HUNTINGDON gymnast Louis Smith won a London 2012 Olympic Games silver medal in his pommel horse final after being awarded exactly the same score as his biggest rival, Krisztian Berki, who took the gold with a better execution.
But Smith was not too downhearted when he spoke to the BBC after cellecting his medal, saying he was ‘proud’ to have been beaten by ‘one of the greatest pommel horses ever’.
Smith outdid his rival in difficulty - his routine was technically harder than the Hungarian’s - but Berki’s faultless execution of the easier routine meant he was on the top tier of the podium when the medals were handed out - not the second. On the third tier, next to Smith, was another Brit: 19-year-old Max Whitlock.
Smith, the Huntingdon Gym star who is coached by Paul Hall in the town, qualified for the final during the team event last Monday. He captained that team to a bronze medal, to add to the bronze he had won on the pommel horse in Beijing, China, in 2008. Smith, 23, is now a double bronze, and silver medalist.
Smith told the BBC: “It was very tough - being a British athlete at a home Games is very nerve-wracking, especially with the build up we have had over the last couple of years.
“I wasn’t too focused on what anyone else was doing - my routine is hard enough without worrying about what other people are doing.
“Krisztian and I are great rivals but good friends. If I was going to be beaten by anyone - apart from Max - Krisztian Berki is that guy.
“He will go down as one of the greatest pommel horse workers ever. The fact that I came second to him is something to be proud of.”
There were eight competitors in the competition which started at 3.41am precisely - with Smith, having the best qualifying score, the last up.
Cyril Tommasone from France was one of the favourites - along with Smith and Berki - but up first, following an excellent display, his dismount was a little stuttered, and it was awarded a score of 15.141.
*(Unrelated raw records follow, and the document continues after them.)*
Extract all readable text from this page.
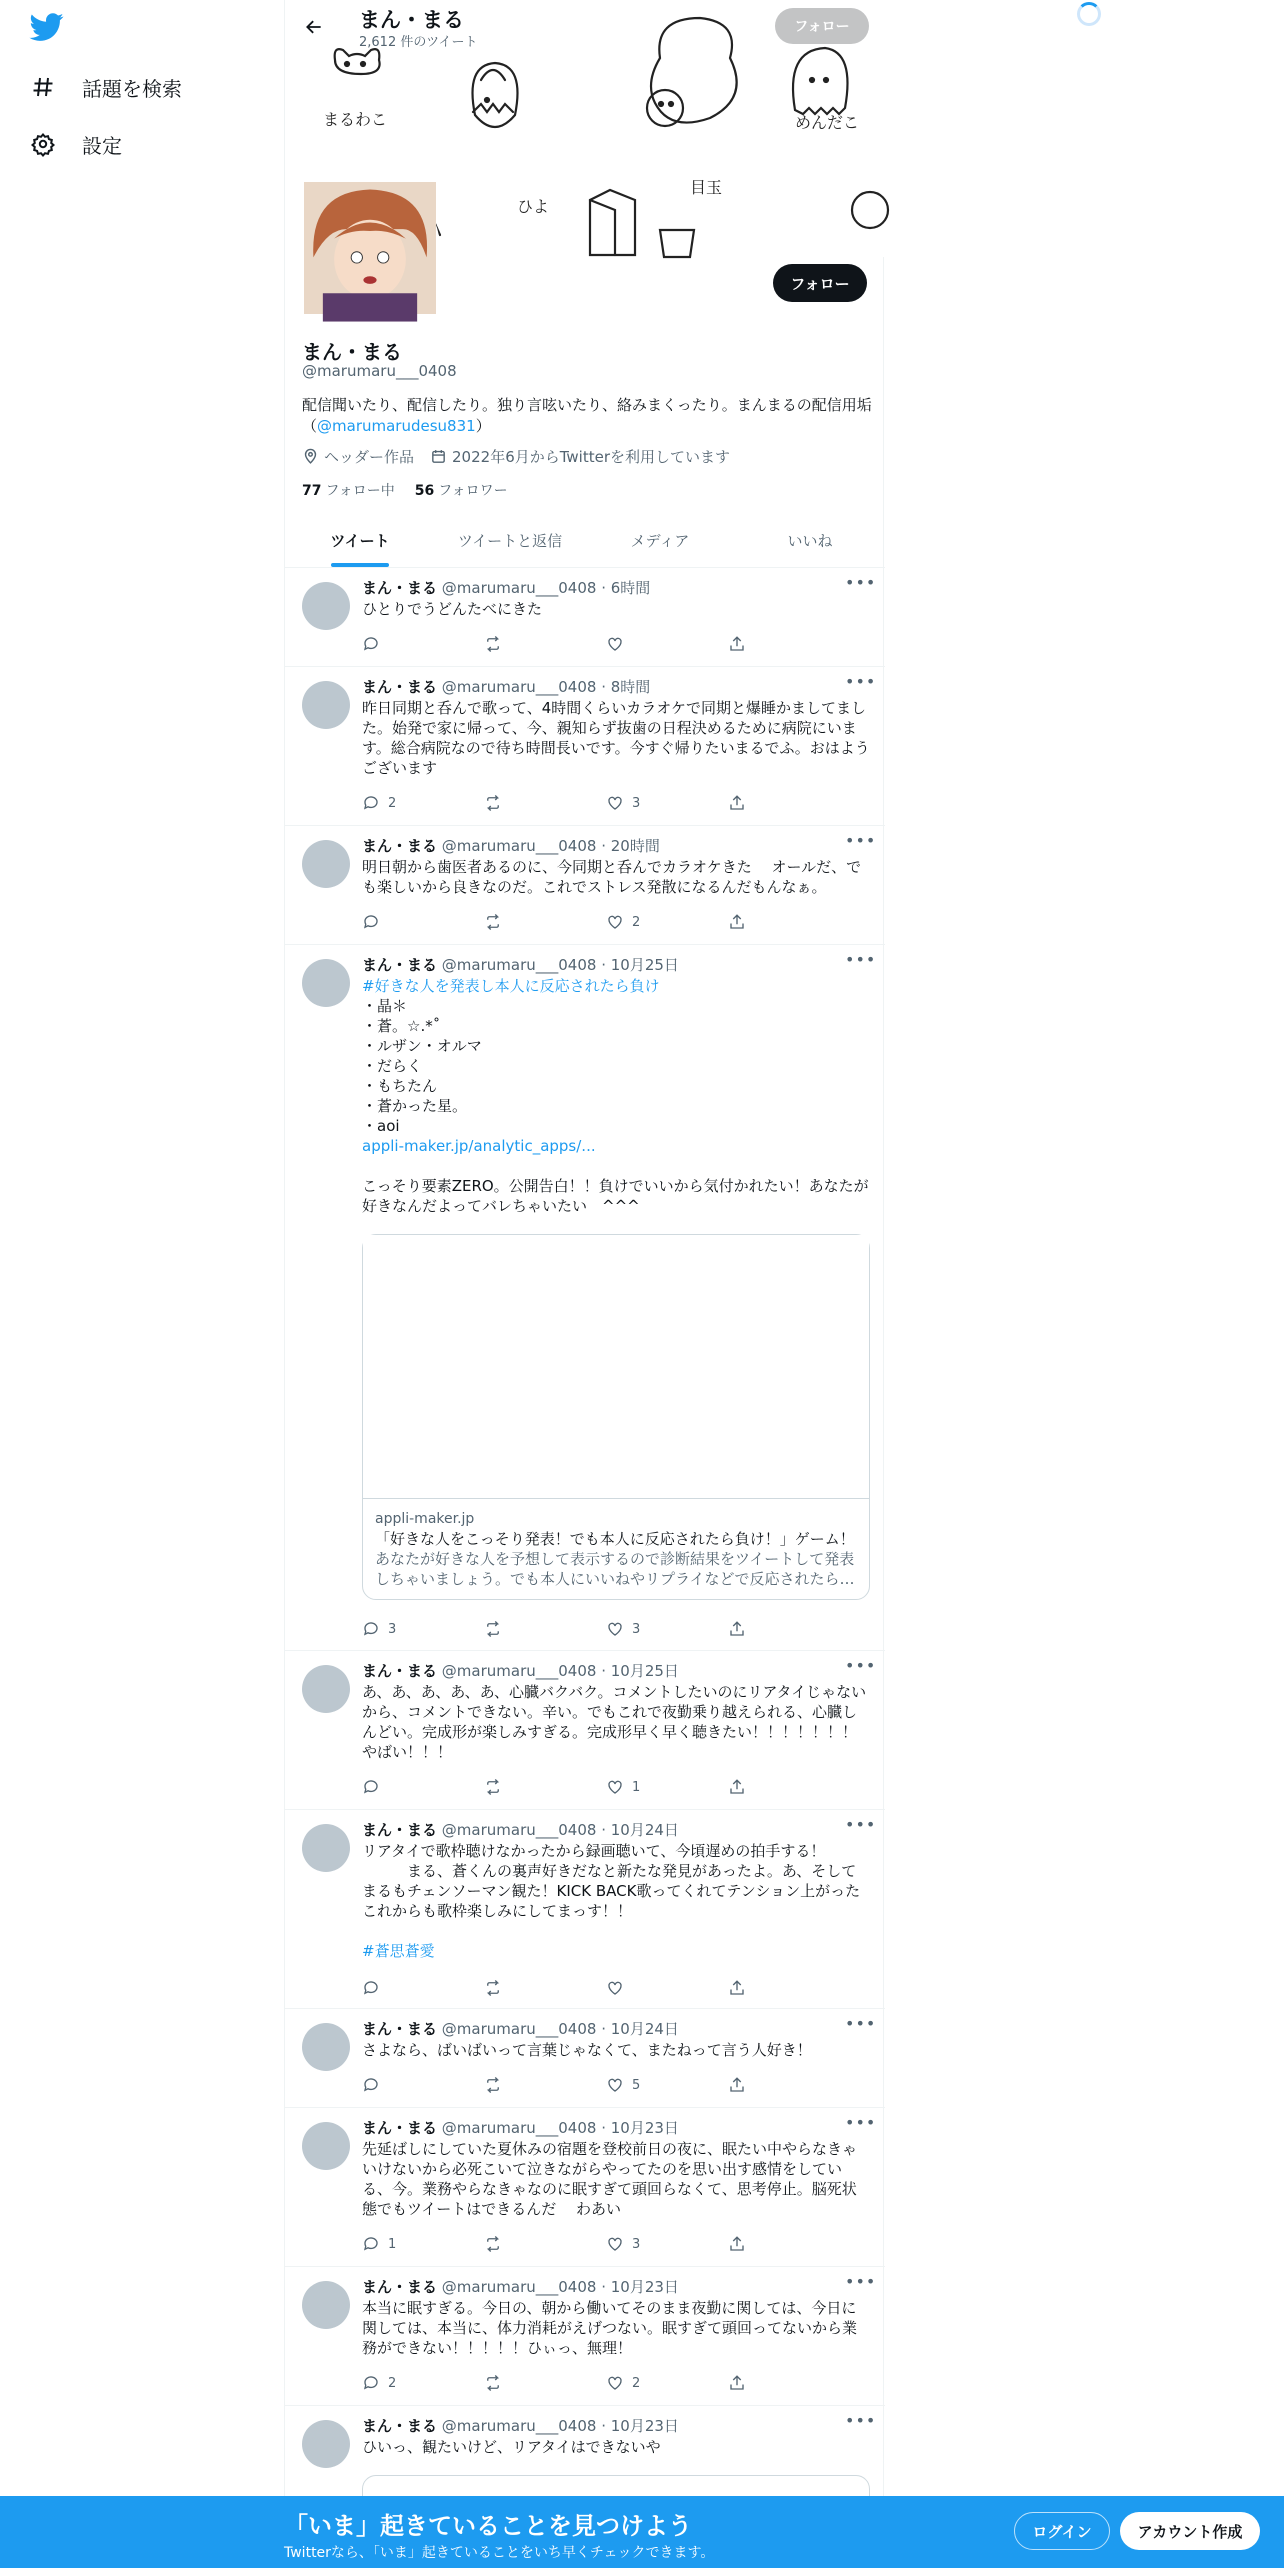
話題を検索
設定
まるわこ
ひよ
目玉
めんだこ
まん・まる
2,612 件のツイート
フォロー
フォロー
まん・まる
@marumaru___0408
配信聞いたり、配信したり。独り言呟いたり、絡みまくったり。まんまるの配信用垢（@marumarudesu831）
ヘッダー作品	2022年6月からTwitterを利用しています
77 フォロー中 56 フォロワー
ツイート	ツイートと返信	メディア	いいね
まん・まる @marumaru___0408 · 6時間	•••
ひとりでうどんたべにきた
まん・まる @marumaru___0408 · 8時間	•••
昨日同期と呑んで歌って、4時間くらいカラオケで同期と爆睡かましてました。始発で家に帰って、今、親知らず抜歯の日程決めるために病院にいます。総合病院なので待ち時間長いです。今すぐ帰りたいまるでふ。おはようございます
2	3
まん・まる @marumaru___0408 · 20時間	•••
明日朝から歯医者あるのに、今同期と呑んでカラオケきた　 オールだ、でも楽しいから良きなのだ。これでストレス発散になるんだもんなぁ。
2
まん・まる @marumaru___0408 · 10月25日	•••
#好きな人を発表し本人に反応されたら負け
・晶＊
・蒼。☆.*˚
・ルザン・オルマ
・だらく
・もちたん
・蒼かった星。
・aoi
appli-maker.jp/analytic_apps/...

こっそり要素ZERO。公開告白！！負けでいいから気付かれたい！あなたが好きなんだよってバレちゃいたい　^^^
appli-maker.jp
「好きな人をこっそり発表！でも本人に反応されたら負け！」ゲーム！
あなたが好きな人を予想して表示するので診断結果をツイートして発表しちゃいましょう。でも本人にいいねやリプライなどで反応されたら…
3	3
まん・まる @marumaru___0408 · 10月25日	•••
あ、あ、あ、あ、あ、心臓バクバク。コメントしたいのにリアタイじゃないから、コメントできない。辛い。でもこれで夜勤乗り越えられる、心臓しんどい。完成形が楽しみすぎる。完成形早く早く聴きたい！！！！！！！やばい！！！
1
まん・まる @marumaru___0408 · 10月24日	•••
リアタイで歌枠聴けなかったから録画聴いて、今頃遅めの拍手する！
　　　まる、蒼くんの裏声好きだなと新たな発見があったよ。あ、そしてまるもチェンソーマン観た！KICK BACK歌ってくれてテンション上がった　　 これからも歌枠楽しみにしてまっす！！

#蒼思蒼愛
まん・まる @marumaru___0408 · 10月24日	•••
さよなら、ばいばいって言葉じゃなくて、またねって言う人好き！
5
まん・まる @marumaru___0408 · 10月23日	•••
先延ばしにしていた夏休みの宿題を登校前日の夜に、眠たい中やらなきゃいけないから必死こいて泣きながらやってたのを思い出す感情をしている、今。業務やらなきゃなのに眠すぎて頭回らなくて、思考停止。脳死状態でもツイートはできるんだ　 わあい
1	3
まん・まる @marumaru___0408 · 10月23日	•••
本当に眠すぎる。今日の、朝から働いてそのまま夜勤に関しては、今日に関しては、本当に、体力消耗がえげつない。眠すぎて頭回ってないから業務ができない！！！！！ひぃっ、無理！
2	2
まん・まる @marumaru___0408 · 10月23日	•••
ひいっ、観たいけど、リアタイはできないや
「いま」起きていることを見つけよう
Twitterなら、「いま」起きていることをいち早くチェックできます。
ログイン	アカウント作成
Next up was Italy’s Alberto Busnari, he also paused on a handstand during a series of flairs in what was a long routine. He was given 15.400. Hungary’s Vid Hedvegi came off the horse mid-routine during a Russian combination - and his score 14.300 of reflected that mistake.
Whitlock’s performance was first class. The reception he got from the North Greenwich Arena crowd was amazing. The people in the crowd knew they had just seen the type of display that could win a medal. With a 15.600 score, he went into the lead.
So the pressure was on 27-year-old Berki, the six-time European and current World champion. No problem: Berki’s routine was smooth and clean - and he laid done the gauntlet with a score of 16.066.
Vitalii Nakonechnyi from Ukrane was next. His loss of rhythm and shape on his dismount handstand cost him with a score of 14.766. Russian David Belyavskiy lost rhythm too - and his score suffered, meaning Whitlock was a medalist when 14.733 was flashed up on the scoreboard.
All the while, Smith had sat in earphones, looking calm and in the zone. His swinging was measured and his triple Russian was fantastic!
There was hope during the wait for the judges’ decision. It took a moment to sink it when the score of 16.066 was flashed up. The BBC television cameras were on Smith’s face when it dawned on him that he hadn’t done enough.